Furthermore, the study population was rather heterogeneous and comprised patients with central, peripheral or combined central/peripheral vertigo, derived from a great variability of possible vestibular disorders. In case of known aetiologies, treatment of the underlying vestibular disorder(s) would certainly be the best possible therapy option. However, causal treatment is often not possible due to the complexity of the underlying pathologies, together with often unavailable suitable equipment or appropriate otoneurological tests, which makes unambiguous differential diagnoses and subsequent more specific treatment regularly difficult [34, 35]. Therefore, symptomatic treatment is all the more important, either as the only therapy option in case of unknown aetiology or as supportive therapy in addition to specific treatment in case of known aetiologies. The fixed combination reduces vertigo symptoms through regulation of vestibular signal transmission, largely independent of the underlying vestibular disorder. In case of peripheral vestibular disorders, however, any treatment with antivertigo drugs should avoid impairment of spontaneous improvement of the patients’ condition due to central compensation processes. Centrally active and potentially sedating antivertigo drugs, such as dimenhydrinate, are known to depress CNS compensatory mechanisms and are thus expected to detrimentally affect vestibular compensation. Although the fixed combination contains dimenhydrinate, albeit in a distinctly lower dose than usually given in monotherapy, it showed no adverse effect on compensation in patients with unilateral vestibular neuritis, when compared to betahistine, a nonsedating drug that may even enhance vestibular compensation [20].

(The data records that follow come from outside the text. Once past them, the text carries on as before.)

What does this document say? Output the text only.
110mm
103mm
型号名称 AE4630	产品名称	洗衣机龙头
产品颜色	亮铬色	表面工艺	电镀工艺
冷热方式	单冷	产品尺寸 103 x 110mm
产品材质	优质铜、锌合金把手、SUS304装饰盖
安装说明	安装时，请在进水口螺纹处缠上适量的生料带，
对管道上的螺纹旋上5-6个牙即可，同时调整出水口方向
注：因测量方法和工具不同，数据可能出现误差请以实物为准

Due to these inherent problems regarding aetiology and treatment of vestibular disorders, a rapid and effective symptomatic treatment of the patients‘ vertigo complaints is of primary concern, in order to facilitate daily activities and enable suitable rehabilitation measures. This fact holds especially for the elderly with often multifactorial disorders, who are subjected to a high risk of falls with potentially serious injuries, and increased rates of morbidity and mortality [7, 8]. In this context, although the findings reported here for a relatively heterogeneous patient population should be interpreted with caution, they may largely mirror the situation in daily clinical practice.

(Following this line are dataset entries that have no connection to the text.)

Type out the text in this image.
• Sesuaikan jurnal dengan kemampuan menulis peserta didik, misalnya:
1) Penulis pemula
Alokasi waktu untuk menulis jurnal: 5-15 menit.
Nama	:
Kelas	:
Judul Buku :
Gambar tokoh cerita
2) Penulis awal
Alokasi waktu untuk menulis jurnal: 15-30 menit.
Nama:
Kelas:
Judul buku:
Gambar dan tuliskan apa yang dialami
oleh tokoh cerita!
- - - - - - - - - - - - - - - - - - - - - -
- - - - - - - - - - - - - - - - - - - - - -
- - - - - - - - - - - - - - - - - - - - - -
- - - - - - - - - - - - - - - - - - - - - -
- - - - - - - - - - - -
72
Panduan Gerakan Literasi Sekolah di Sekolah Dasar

All treatments were well tolerated, based on an overall low incidence of adverse events, only few patients who discontinued the study because of AEs, as well as the patients‘ and investigators' tolerability ratings. A total of 55 patients (6.9%) reported 75 non-serious AEs, and 19 patients (2.4%) discontinued the study prematurely because of AEs. Nearly 95% of the patients (cinnarizine/dimenhydrinate group: 97.9%) rated the tolerability of the study medications as either “good” or “very good”.

Conclusions

The present meta-analysis provides further evidence that treatment with the fixed combination of cinnarizine and dimenhydrinate leads to an effective and clinically meaningful improvement of vertigo, together with good tolerability, in patients suffering from vertigo due to various kinds of vestibular disorders. It can therefore be regarded as a useful and even superior therapeutic alternative to other currently used antivertigo drugs.

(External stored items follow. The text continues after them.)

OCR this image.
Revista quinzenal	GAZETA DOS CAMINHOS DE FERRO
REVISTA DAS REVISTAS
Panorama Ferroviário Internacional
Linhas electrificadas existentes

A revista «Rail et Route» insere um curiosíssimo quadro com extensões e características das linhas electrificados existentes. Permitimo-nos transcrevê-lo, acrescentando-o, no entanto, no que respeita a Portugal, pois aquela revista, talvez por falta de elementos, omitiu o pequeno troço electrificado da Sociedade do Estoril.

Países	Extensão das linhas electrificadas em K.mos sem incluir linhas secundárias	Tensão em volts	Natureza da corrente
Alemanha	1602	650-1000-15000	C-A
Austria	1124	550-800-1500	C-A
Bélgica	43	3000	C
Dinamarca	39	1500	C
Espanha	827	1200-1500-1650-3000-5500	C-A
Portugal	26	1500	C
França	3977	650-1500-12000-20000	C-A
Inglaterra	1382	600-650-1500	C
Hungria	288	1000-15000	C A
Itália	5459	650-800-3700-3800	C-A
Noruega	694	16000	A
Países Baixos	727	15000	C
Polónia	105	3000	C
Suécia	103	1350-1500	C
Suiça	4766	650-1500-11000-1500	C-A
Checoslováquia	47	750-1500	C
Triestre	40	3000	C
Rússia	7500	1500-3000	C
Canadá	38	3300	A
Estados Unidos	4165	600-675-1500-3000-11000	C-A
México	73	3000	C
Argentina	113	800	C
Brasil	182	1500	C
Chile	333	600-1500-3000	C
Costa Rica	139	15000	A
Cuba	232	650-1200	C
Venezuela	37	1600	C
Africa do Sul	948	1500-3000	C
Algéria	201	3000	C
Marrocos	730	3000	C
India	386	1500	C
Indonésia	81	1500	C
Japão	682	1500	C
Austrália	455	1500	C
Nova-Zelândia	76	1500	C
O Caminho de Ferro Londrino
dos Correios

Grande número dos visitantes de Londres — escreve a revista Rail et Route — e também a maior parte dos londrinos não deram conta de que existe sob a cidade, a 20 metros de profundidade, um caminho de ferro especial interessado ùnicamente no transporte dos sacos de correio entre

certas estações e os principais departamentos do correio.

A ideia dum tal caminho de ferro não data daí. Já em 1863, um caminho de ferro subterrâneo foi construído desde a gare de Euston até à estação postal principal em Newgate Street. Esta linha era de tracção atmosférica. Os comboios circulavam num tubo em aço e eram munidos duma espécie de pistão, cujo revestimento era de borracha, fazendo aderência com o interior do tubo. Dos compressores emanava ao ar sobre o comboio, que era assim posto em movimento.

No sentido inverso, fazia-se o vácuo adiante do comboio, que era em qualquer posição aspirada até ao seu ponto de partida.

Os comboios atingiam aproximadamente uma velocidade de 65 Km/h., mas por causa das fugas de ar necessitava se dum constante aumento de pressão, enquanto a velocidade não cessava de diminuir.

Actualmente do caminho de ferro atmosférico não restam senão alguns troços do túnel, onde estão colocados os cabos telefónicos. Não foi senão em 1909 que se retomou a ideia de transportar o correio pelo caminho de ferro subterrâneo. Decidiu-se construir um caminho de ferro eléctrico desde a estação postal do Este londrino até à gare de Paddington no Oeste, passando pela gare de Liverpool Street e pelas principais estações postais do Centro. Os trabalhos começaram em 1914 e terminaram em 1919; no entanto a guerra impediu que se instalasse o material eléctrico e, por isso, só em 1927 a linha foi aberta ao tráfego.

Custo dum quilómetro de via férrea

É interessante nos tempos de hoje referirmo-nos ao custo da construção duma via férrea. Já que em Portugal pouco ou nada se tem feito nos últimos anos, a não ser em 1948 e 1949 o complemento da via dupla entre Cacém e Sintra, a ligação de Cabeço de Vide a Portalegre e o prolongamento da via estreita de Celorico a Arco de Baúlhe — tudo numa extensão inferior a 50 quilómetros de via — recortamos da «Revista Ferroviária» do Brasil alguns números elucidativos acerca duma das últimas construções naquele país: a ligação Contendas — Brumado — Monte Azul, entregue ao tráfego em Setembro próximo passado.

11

Results of the present meta-analysis of four randomised controlled trials indicate that the fixed-dose combination of cinnarizine 20 mg and dimenhydrinate 40 mg is a safe and effective treatment of vertigo in patients suffering from central and/or peripheral vestibular disorders.

The findings provide evidence that the fixed combination of cinnarizine/dimenhydrinate is more efficacious than various standard antivertigo treatments such as cinnarizine, dimenhydrinate and betahistine used in monotherapy of patients with vestibular vertigo, in association with a comparable safety profile.